Monday, April 28, 2008

The Fall: Imperial Wax Solvent

32 years in, and Mark E. Smith shows no sign of quitting, with the 27th(ish) Fall album out today. Good.

There are, apparently, still some people who remain wilfully blind to the genius of The Fall, and I suppose at this stage it's too late for them; I can only pity them and the drab lives they must lead.

Because there is not one band who has managed what Smith and his many cohorts have achieved: to sustain a career in this strange beast we call rock and roll for three decades that maintains an extraordinarily high quality level (I maintain they've never released a bad album: sure, there are Fall albums that are less good than the others, but their slightest effort is still several rungs above almost anyone else) and still retains its full creative force and originality.

Having established recent incarnations of The Fall as the Ur-garage band, Smith on this album seems to be playing with that sounds, pulling it apart and reconstructing it from the inside out.
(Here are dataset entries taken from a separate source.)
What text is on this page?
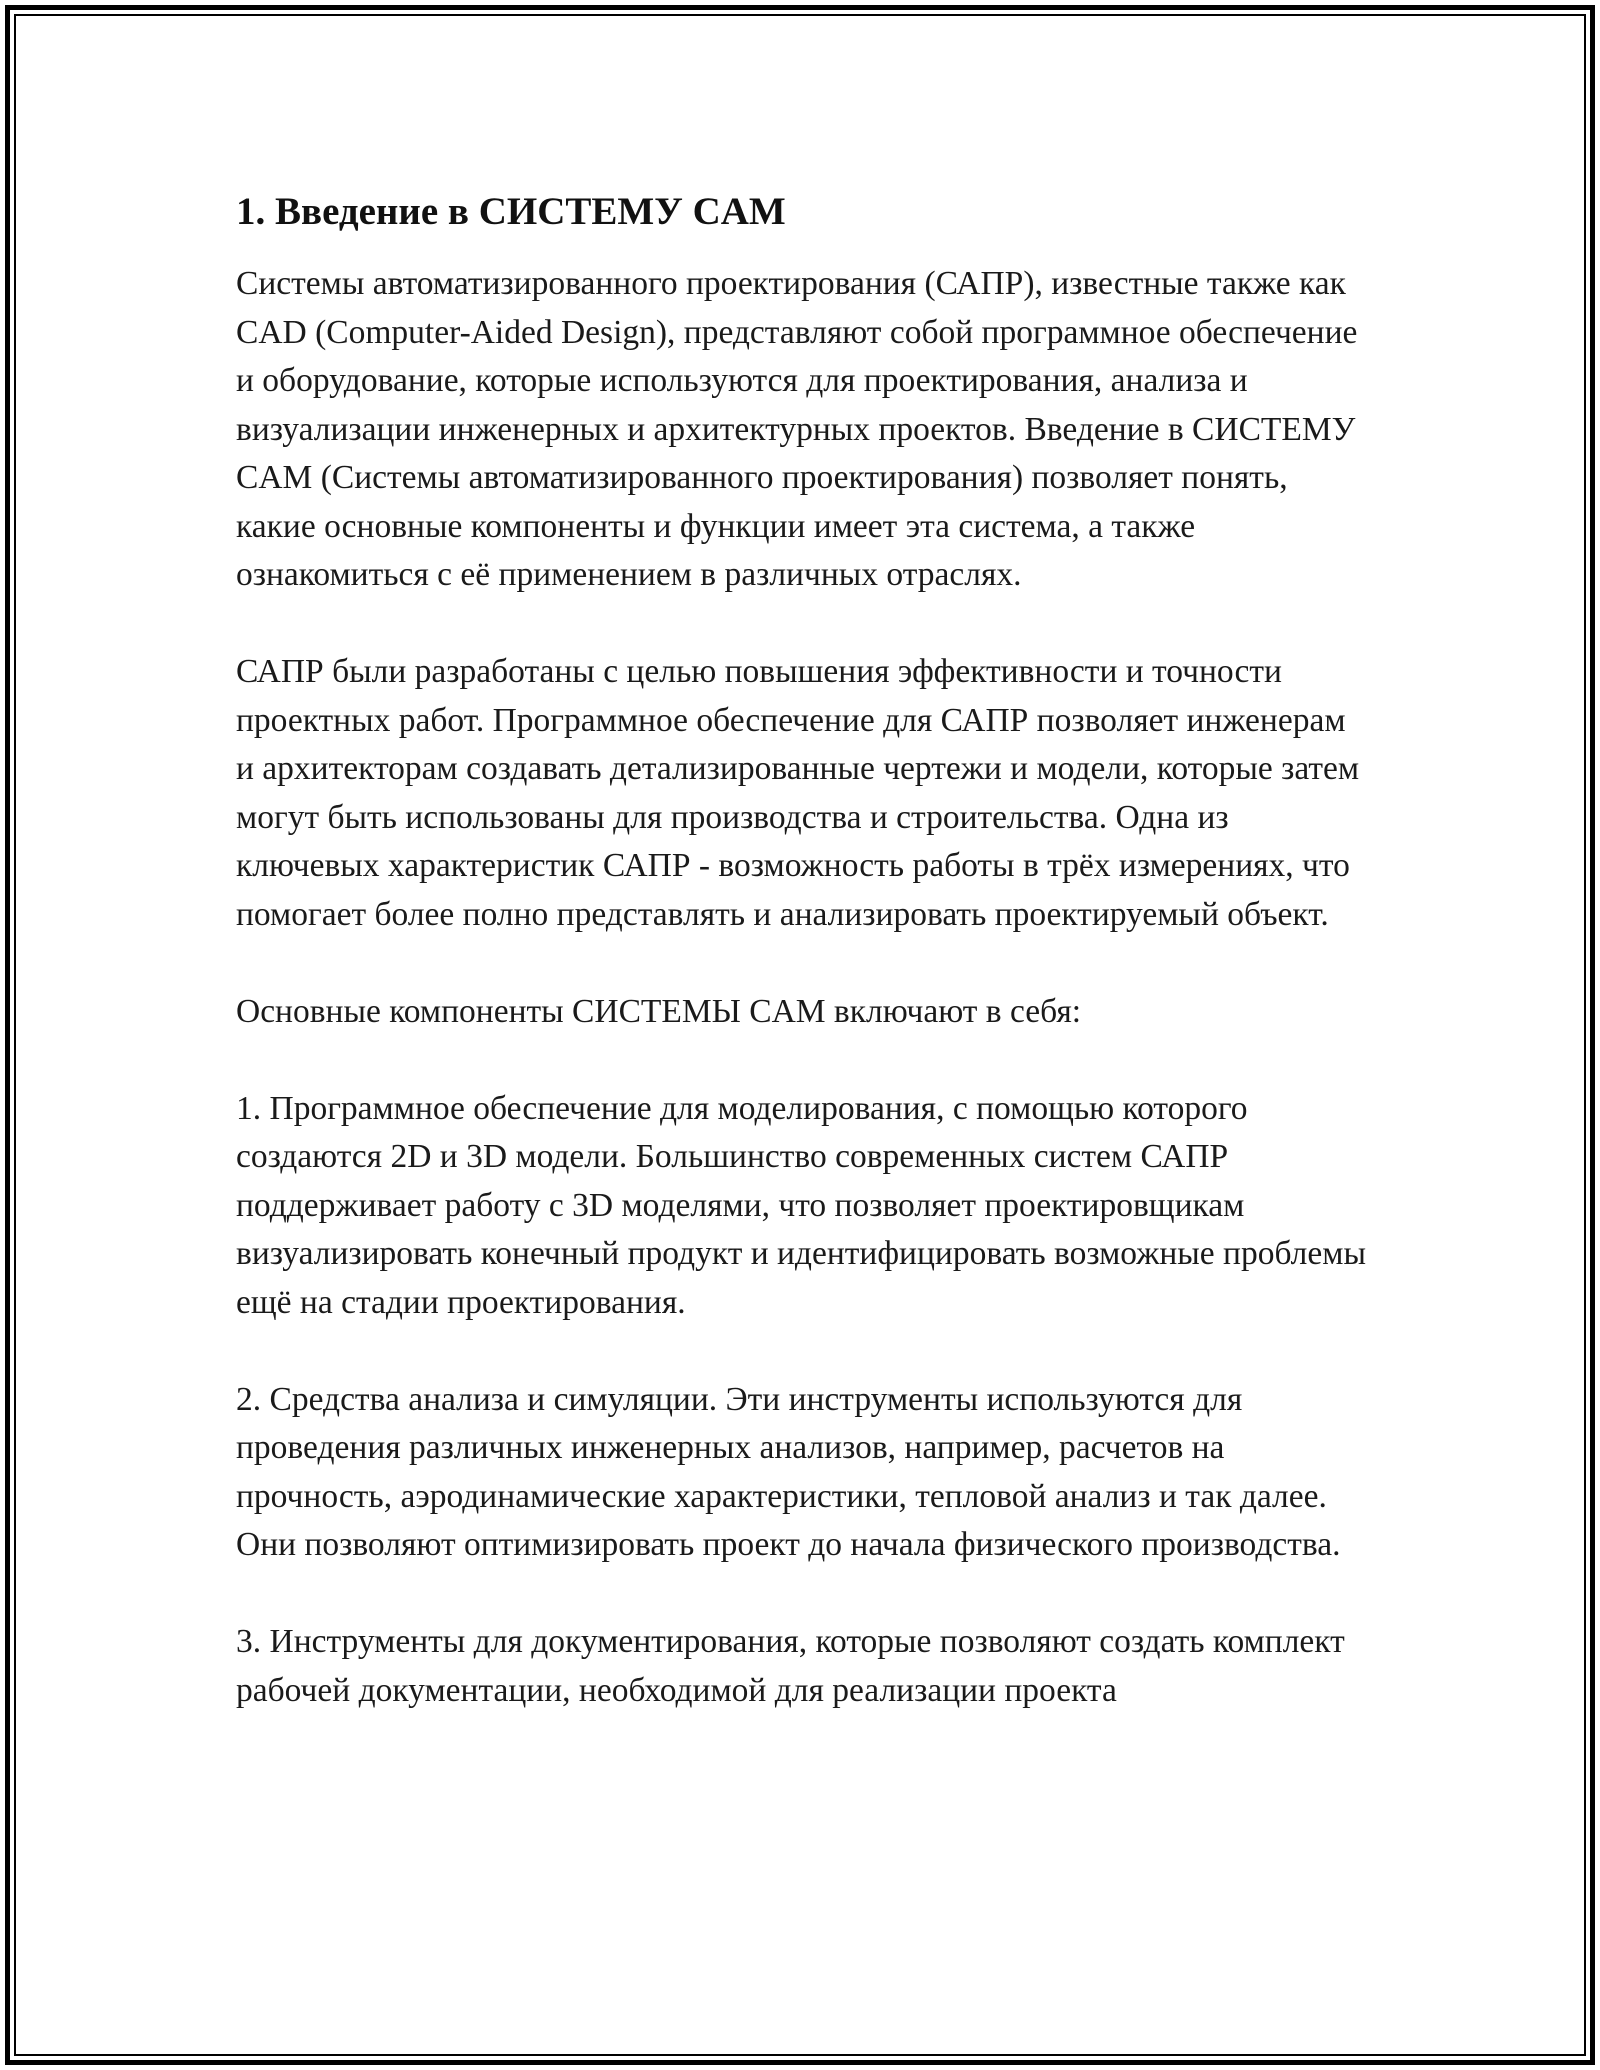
1. Введение в СИСТЕМУ CAM

Системы автоматизированного проектирования (САПР), известные также как CAD (Computer-Aided Design), представляют собой программное обеспечение и оборудование, которые используются для проектирования, анализа и визуализации инженерных и архитектурных проектов. Введение в СИСТЕМУ CAM (Системы автоматизированного проектирования) позволяет понять, какие основные компоненты и функции имеет эта система, а также ознакомиться с её применением в различных отраслях.

САПР были разработаны с целью повышения эффективности и точности проектных работ. Программное обеспечение для САПР позволяет инженерам и архитекторам создавать детализированные чертежи и модели, которые затем могут быть использованы для производства и строительства. Одна из ключевых характеристик САПР - возможность работы в трёх измерениях, что помогает более полно представлять и анализировать проектируемый объект.

Основные компоненты СИСТЕМЫ CAM включают в себя:

1. Программное обеспечение для моделирования, с помощью которого создаются 2D и 3D модели. Большинство современных систем САПР поддерживает работу с 3D моделями, что позволяет проектировщикам визуализировать конечный продукт и идентифицировать возможные проблемы ещё на стадии проектирования.

2. Средства анализа и симуляции. Эти инструменты используются для проведения различных инженерных анализов, например, расчетов на прочность, аэродинамические характеристики, тепловой анализ и так далее. Они позволяют оптимизировать проект до начала физического производства.

3. Инструменты для документирования, которые позволяют создать комплект рабочей документации, необходимой для реализации проекта
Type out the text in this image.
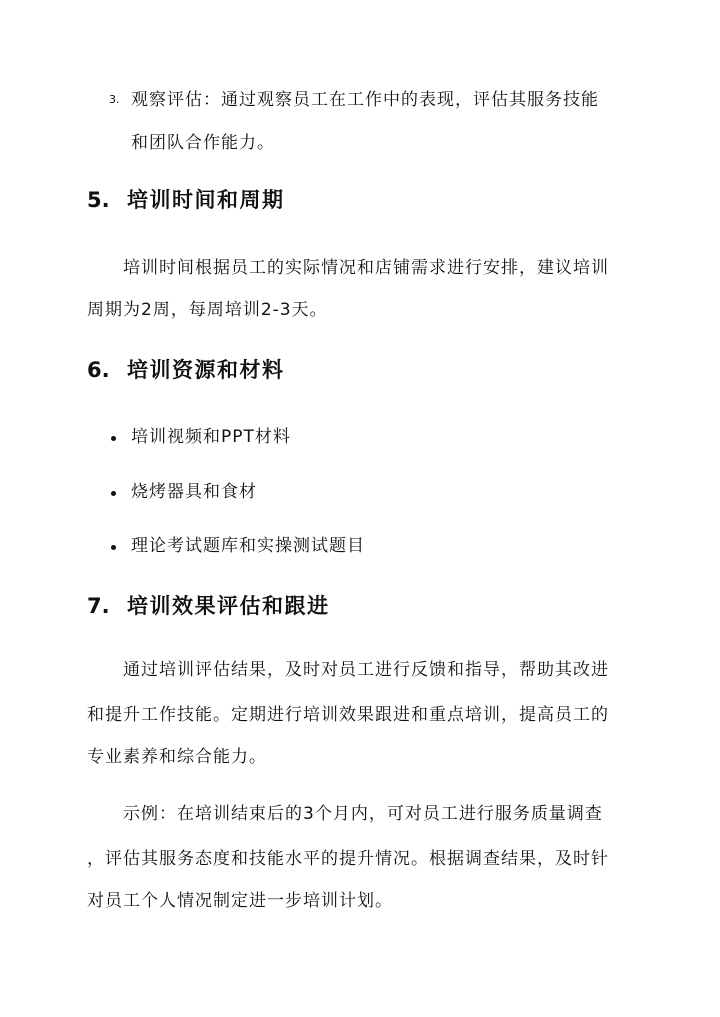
3. 观察评估：通过观察员工在工作中的表现，评估其服务技能
和团队合作能力。
5. 培训时间和周期
培训时间根据员工的实际情况和店铺需求进行安排，建议培训
周期为2周，每周培训2-3天。
6. 培训资源和材料
培训视频和PPT材料
烧烤器具和食材
理论考试题库和实操测试题目
7. 培训效果评估和跟进
通过培训评估结果，及时对员工进行反馈和指导，帮助其改进
和提升工作技能。定期进行培训效果跟进和重点培训，提高员工的
专业素养和综合能力。
示例：在培训结束后的3个月内，可对员工进行服务质量调查
，评估其服务态度和技能水平的提升情况。根据调查结果，及时针
对员工个人情况制定进一步培训计划。
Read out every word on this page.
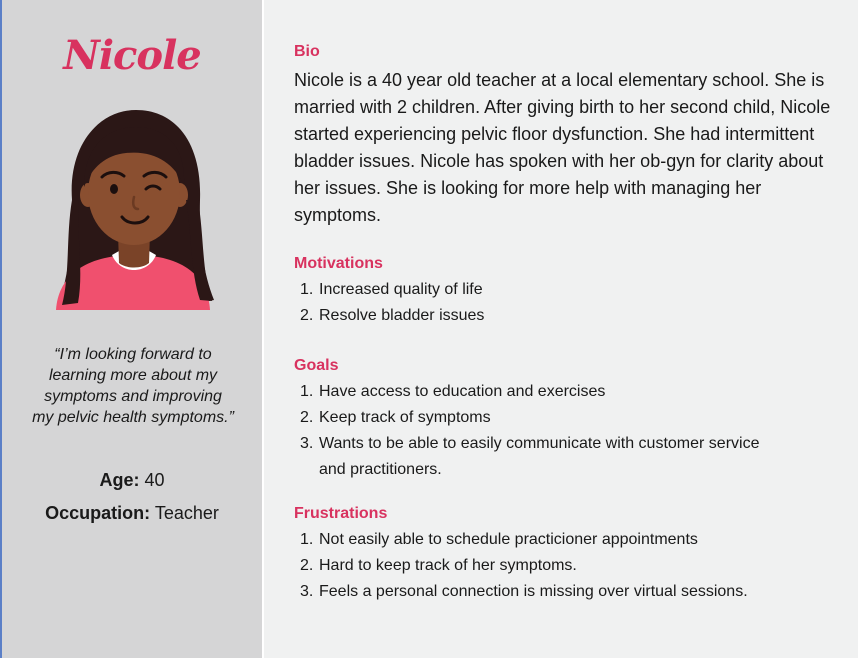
Nicole
“I’m looking forward to learning more about my symptoms and improving my pelvic health symptoms.”
Age: 40
Occupation: Teacher
Bio
Nicole is a 40 year old teacher at a local elementary school. She is married with 2 children. After giving birth to her second child, Nicole started experiencing pelvic floor dysfunction. She had intermittent bladder issues. Nicole has spoken with her ob-gyn for clarity about her issues. She is looking for more help with managing her symptoms.
Motivations
1. Increased quality of life
2. Resolve bladder issues
Goals
1. Have access to education and exercises
2. Keep track of symptoms
3. Wants to be able to easily communicate with customer service and practitioners.
Frustrations
1. Not easily able to schedule practicioner appointments
2. Hard to keep track of her symptoms.
3. Feels a personal connection is missing over virtual sessions.
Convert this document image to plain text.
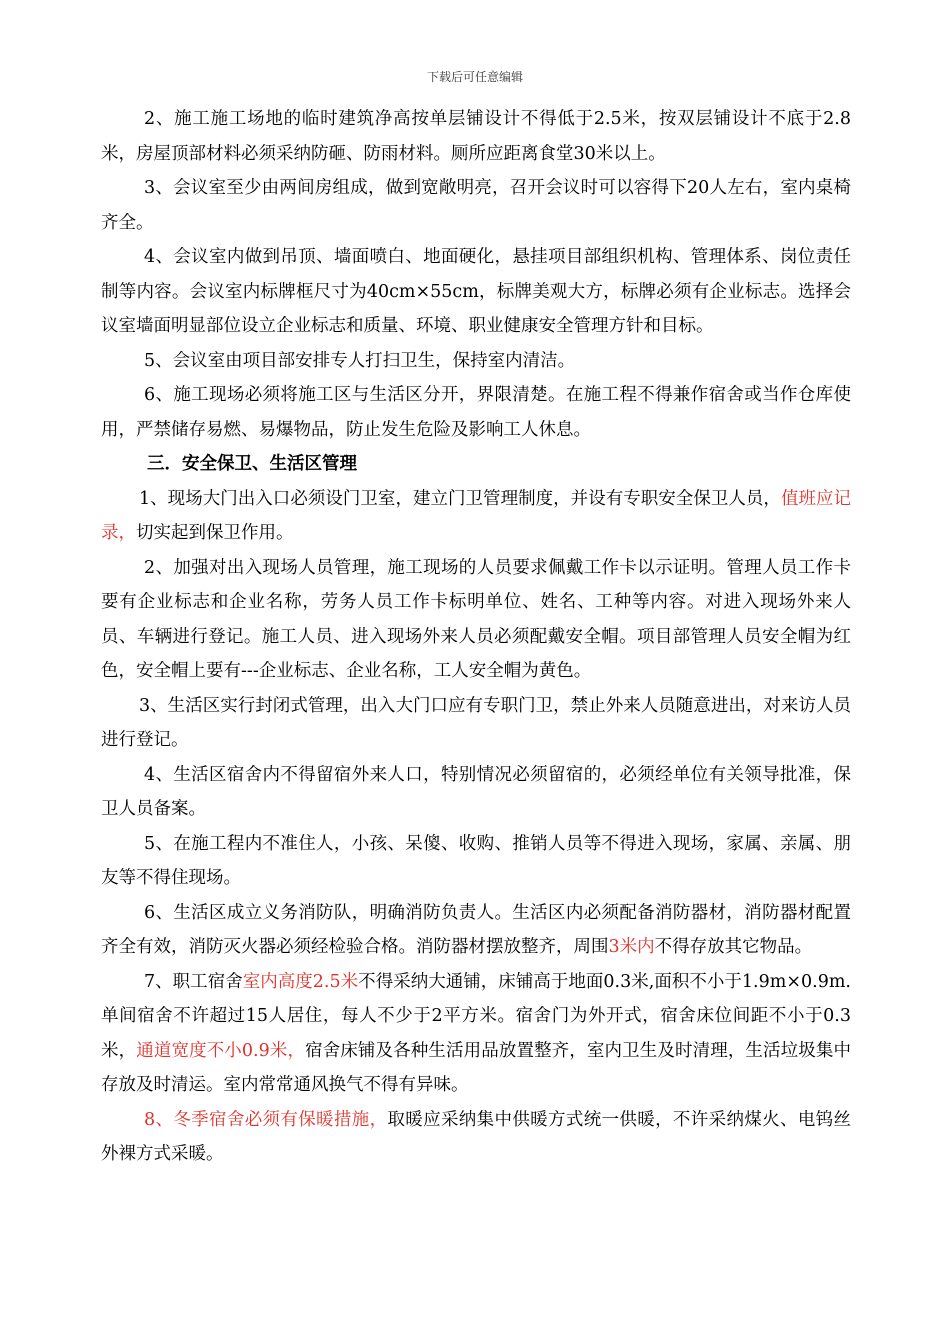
下载后可任意编辑

2、施工施工场地的临时建筑净高按单层铺设计不得低于2.5米，按双层铺设计不底于2.8米，房屋顶部材料必须采纳防砸、防雨材料。厕所应距离食堂30米以上。

3、会议室至少由两间房组成，做到宽敞明亮，召开会议时可以容得下20人左右，室内桌椅齐全。

4、会议室内做到吊顶、墙面喷白、地面硬化，悬挂项目部组织机构、管理体系、岗位责任制等内容。会议室内标牌框尺寸为40cm×55cm，标牌美观大方，标牌必须有企业标志。选择会议室墙面明显部位设立企业标志和质量、环境、职业健康安全管理方针和目标。

5、会议室由项目部安排专人打扫卫生，保持室内清洁。

6、施工现场必须将施工区与生活区分开，界限清楚。在施工程不得兼作宿舍或当作仓库使用，严禁储存易燃、易爆物品，防止发生危险及影响工人休息。

三．安全保卫、生活区管理

1、现场大门出入口必须设门卫室，建立门卫管理制度，并设有专职安全保卫人员，值班应记录，切实起到保卫作用。

2、加强对出入现场人员管理，施工现场的人员要求佩戴工作卡以示证明。管理人员工作卡要有企业标志和企业名称，劳务人员工作卡标明单位、姓名、工种等内容。对进入现场外来人员、车辆进行登记。施工人员、进入现场外来人员必须配戴安全帽。项目部管理人员安全帽为红色，安全帽上要有---企业标志、企业名称，工人安全帽为黄色。

3、生活区实行封闭式管理，出入大门口应有专职门卫，禁止外来人员随意进出，对来访人员进行登记。

4、生活区宿舍内不得留宿外来人口，特别情况必须留宿的，必须经单位有关领导批准，保卫人员备案。

5、在施工程内不准住人，小孩、呆傻、收购、推销人员等不得进入现场，家属、亲属、朋友等不得住现场。

6、生活区成立义务消防队，明确消防负责人。生活区内必须配备消防器材，消防器材配置齐全有效，消防灭火器必须经检验合格。消防器材摆放整齐，周围3米内不得存放其它物品。

7、职工宿舍室内高度2.5米不得采纳大通铺，床铺高于地面0.3米,面积不小于1.9m×0.9m.单间宿舍不许超过15人居住，每人不少于2平方米。宿舍门为外开式，宿舍床位间距不小于0.3米，通道宽度不小0.9米，宿舍床铺及各种生活用品放置整齐，室内卫生及时清理，生活垃圾集中存放及时清运。室内常常通风换气不得有异味。

8、冬季宿舍必须有保暖措施，取暖应采纳集中供暖方式统一供暖，不许采纳煤火、电钨丝外裸方式采暖。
So what we get are a lot of startling jump cuts between textures and tempi, which seem to bring The Fall's latent Beefheart influence to the fore. now Beefheart's not someone you can emulate unless you're very sure of yourself, and of course The Fall manage to let that sound come out without ever once sounding like anything other than the Fall, which of course is the essence of their genius.

It's compelling, genuinely adult music ("I'm a 50-year old man, and I like it!" exclaims Smith) ; a big thick juicy steak of a record, in comparison to the thin gruel so many bands serve up. And it's great to dance to, too. The Fall come from the land of Northern Soul, remember; they understand the value of dancing.